Yukarıda yazdığım repliğe bir kez daha değinmek gerekiyor bu noktada. "Yapılan işin saçmalığı izleyici sayısıyla doğru orantılı" Film çok saçma bir hikayeden yola çıkıyor ve bir şeyi ispat etmeye çalışıyor. İçi boş şeyler çok rağbet görüyor, bu "boş" filmin içini de ince nüanslarla doldurduk bakalım kimler anlayacak diyor. İvedikte şahan gökbakar tüm "komik(!)" sahneleri fragmana doldurup insanları tekrar aynı sahnelere gülmeye çağırdı da gitmediler mi?Alın size bu filmden çıkartılabilecek bir sonuç.

Tamam buraya kadar iyi şeylerden bahsettik.Şimdi neden işe yaramaz kısmını konusalım.Aslında size filmi beyendim dediğime göre beyenmişimdir ama objektif olmak zorundayım.
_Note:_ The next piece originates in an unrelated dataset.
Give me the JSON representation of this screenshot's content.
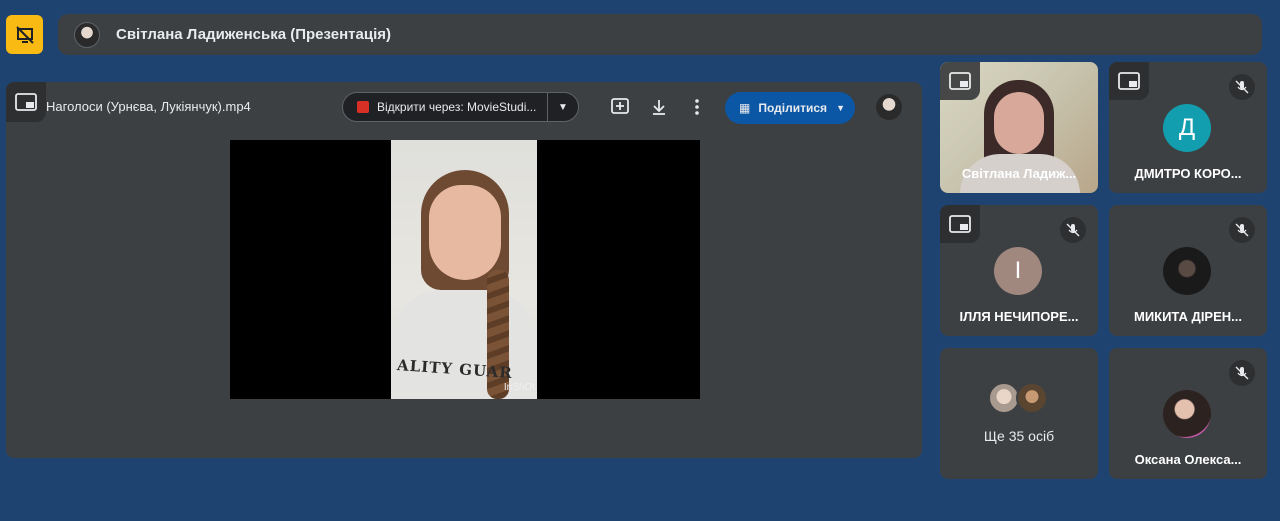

Sonu kısmında iyi şeyler söyleyemeyeceğim.Çünkü filmi bitirip sırf nasihat kısmına gitmişler.Hani biz bunları iyi kötü biliyoruz zaten ama sadece daha ayrıntılı olarak ve biraz pişirerek bize tekrar sunmuşlar diyebilirim.Hani senaryoya biraz ters düşmüş açıkçası.Tamam olayları bir şekilde bağlamak zorundasınız ve en iyi bu şekilde bağlanır belkide, yada değil.Ama böyle bir son olmamalıydı.Tamamen 2-3 kişinin okur gibi söylediği hayat hakkındaki sözlerden oluşuyor.Bilmiyorum bir bağlantı kuramadım.Söyledikleri şeyler ne kadar güzel ve doğru olsada genede bir boşluk oluşmuş orada.

Filmi beyenenler oldugu kadar beyenmeyenlerde var.Hatta izlenmesinin gereksiz olduğunu savunan çoğunluk daha fazla.Zaten ikilemler bunun yüzünden.Ya bu sizin için inanılmaz güzel bir film olur, yada son derece gereksiz bir film olur.

Bitirmek için oyunculardan bahsetmek gerekiyor.Haluk Bilginer benim gözümde yavaş yavaş türk sinema tarihinin en iyi oyuncuları arasına giriyor.Hani arasına giriyor dediğim kısım elit oyunculardan oluşan 3-5 kişilik bir kadro.Gerçekten yavaş yavaş daha yukarıya gidiyor.Oynadığı filmin içeriği, konusu ne olursa olsun kendisi inanılmaz bir çizgide devam ediyor.Rolü ne kadar sınırlı yada kısıtlı olsa bile, filmde bulunması bile heycan yaratıyor.Allahımmmmmm.Ö.Namal neydi öyle! O kırmızı elbise daha başka birine o kadar yakışamaz.Kendisinide oyuncu olarak çok seviyorum ve buradada gene alışılmış başarılı rollerinden birini yapmış.Tabiki kendisini Mutluluk filminde çok beyenmiştim ve sevmiştim.Bülent Emin son sahnelerde baya bir çoşturmuş özellikle nasihatlar kısmında.Süperdi hepsi...

Onur Ünlüyü tebrik ediyorum ve başarısız filmler yerine (Çocuk gibi!) bunun gibi yaratıcı ve insanların hakkında konuşabileceği filmler yapması gerekiyor.Bu sefer bunu başarmış.İyi yada kötü eleştiriler yada görüşler olabilir.1 saat 32 dakikalık süresiyle çerez niyetine başlanıp izlenebilcek bir film.Ben beğendim.Notum 10/7 ...Bilmiyorum halen tam olarak beğendim mi beğenmedim mi ama notu verdik artık!